To perform a longitudinal analysis of the effect of traumatic brain injury in high-contact sports on microstructural measures of white matter integrity along fiber bundles.

Players and Image acquisition

A total of 210 brains scans were acquired from 46 high-contact (football) players and 24 low-contact (volleyball) players over the course of 3-4 years, in accordance with IRB and HIPAA. Players were scanned at the start and end of each season and within 24-96 hours of a concussion on a 3T scanner (GE, Milwaukee, WI, USA) using an 8-channel head coil. We acquired whole-brain structural T1-weighted images (FSPGR BRAVO, 0.93x0.93x1mm, 5 minutes), multi-echo T2* gradient echo (SWAN, TR 40-45, 5-8 TEs from 5-35, 1x1x1mm, ARC 2x2) and DTI: b-values= 2500|800 s/mm2, number of directions =60|30, b0s= 6|3, TE=81.6 ms, TR=8500 ms, matrix=128x128, FOV 24cm, slice thickness=2mm. In addition to imaging, high-impact players were evaluated using the standardized sport concussion assessment tool II (SCAT II) at baseline and after concussion.

DTI processing

Using FSL 5.0 we corrected for eddy currents using Eddy and distortion using Fugue, with the field map from the complex multi-echo gradient echo acquisition. In addition to fractional anisotropy (FA) and mean diffusivity (MD), we employed the neurite orientation dispersion and density imaging (NODDI) model [1] which produces maps of orientation dispersion index (ODI), intracellular volume fraction (FICVF) and isotropic CSF fraction (FISO) (Figure 1).

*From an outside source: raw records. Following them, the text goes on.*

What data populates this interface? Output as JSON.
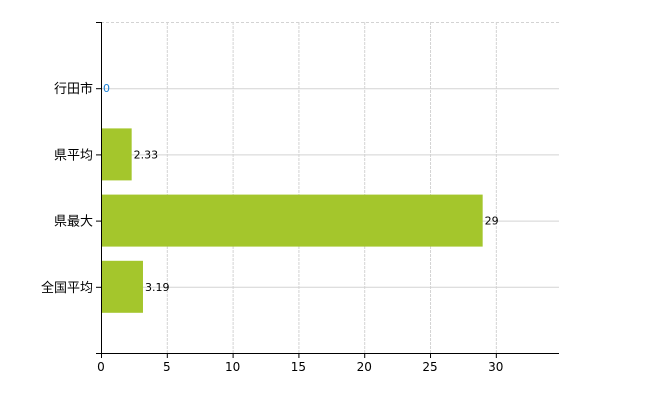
{
  "chart_data": {
    "type": "bar",
    "orientation": "horizontal",
    "categories": [
      "行田市",
      "県平均",
      "県最大",
      "全国平均"
    ],
    "values": [
      0,
      2.33,
      29,
      3.19
    ],
    "value_labels": [
      "0",
      "2.33",
      "29",
      "3.19"
    ],
    "title": "",
    "xlabel": "",
    "ylabel": "",
    "xlim": [
      0,
      34.8
    ],
    "xticks": [
      0,
      5,
      10,
      15,
      20,
      25,
      30
    ],
    "grid": true,
    "legend": "none",
    "colors": {
      "bar": "#a4c62c",
      "grid": "#d3d3d3",
      "axis": "#000000",
      "zero_label": "#1a7fd4"
    }
  }
}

Automated Fiber Quantification

We used the software AFQ [2], which automatically produces 20 fiber bundles and quantifies diffusion metrics along the tracts. Briefly, AFQ first performs whole brain tractography, then segments tracts using waypoint regions of interests. It then refines and cleans the bundles based on a probabilistic fiber tract atlas and finally computes diffusion parameters at 100 nodes (locations) along the tracts.

Statistical analysis

We performed three distinct experiments:

1) Baseline comparison of DTI changes between the groups using the Mann Whitney test along 100 nodes of each of 20 fiber bundles for FA, MD, FICVF, FISO, and ODI.

2) Longitudinal analysis of DTI changes using multiple linear regressions with sport, time, their interaction and age as predictors of diffusion indices. A tract was considered significant if the p-value of the regression model was less than the family wise p-value, and the p-value of the interaction (sport * time) was less than alpha (0.05).

3) We correlated the diffusion metrics in the tracts (averaged across football players) to baseline SCAT2 scores.

Multiple comparison correction was performed within track as well as across all 20 tracks for each contrast (FA, MD, FICVF, FISO, ODI) using a non-parametric permutation method [3]. Tracts with less than 5 contiguous significant nodes were not considered significant. Statistical analyses were performed in MATLAB and Stata.

1) At baseline, increased MD in high-contact sports was present along the superior longitudinal fasciculus (SLF) (Table1, Figure 2). We also observed changes in both corticospinal tracts (FICVF and FISO) and the parahippocampal cingulum hippocampus in the left temporal lobe (ODI).

2) For the longitudinal analysis, FA increased, MD decreased, and FICVF increased along the callosum forceps minor (CFM) in the high-contact sport compared to the low-contact sport (Figure 3). We also observed an increase in FISO in the right corticospinal tract (CST), corresponding to our baseline analysis.

3) FICVF correlated with SCAT II scores at baseline in the Left inferior fronto-occipital fasciculus (IFOF) (r=0.372, p=0.032) and in the left Uncinate (r=0.361, p=0.0388) (Figure 4).

This large longitudinal analysis employed not only standard diffusion indices (FA & MD) [4,5], but also more sophisticated diffusion metrics using the NODDI model, to demonstrated longitudinal changes along fiber bundles, specifically the CFM, CST and SLF. Increases in FA and FICV along the CFM may be due to axonal swelling, altered myelination, be secondary to changes undetected in the periphery of the brain, or may be secondary to differences unrelated to brain injury (sports-specific training, cognitive differences) [6]. An analysis of immediate post-concussive data in comparison to the current findings should elucidate to what extends the current findings are due to injury. We have also shown that diffusion metrics (intracellular volume fraction) correlate with cognition as assessed by the SCAT scores, likely supporting cognitive/language functional components of the testing. Future work will include a pre and post concussion analysis and will look at SCAT scores longitudinally and their correlation with brain changes.

This study presents novel evidence suggesting that more sophisticated diffusion models may be useful clinical tools to examine white matter integrity and cognitive deficit in traumatic brain injury.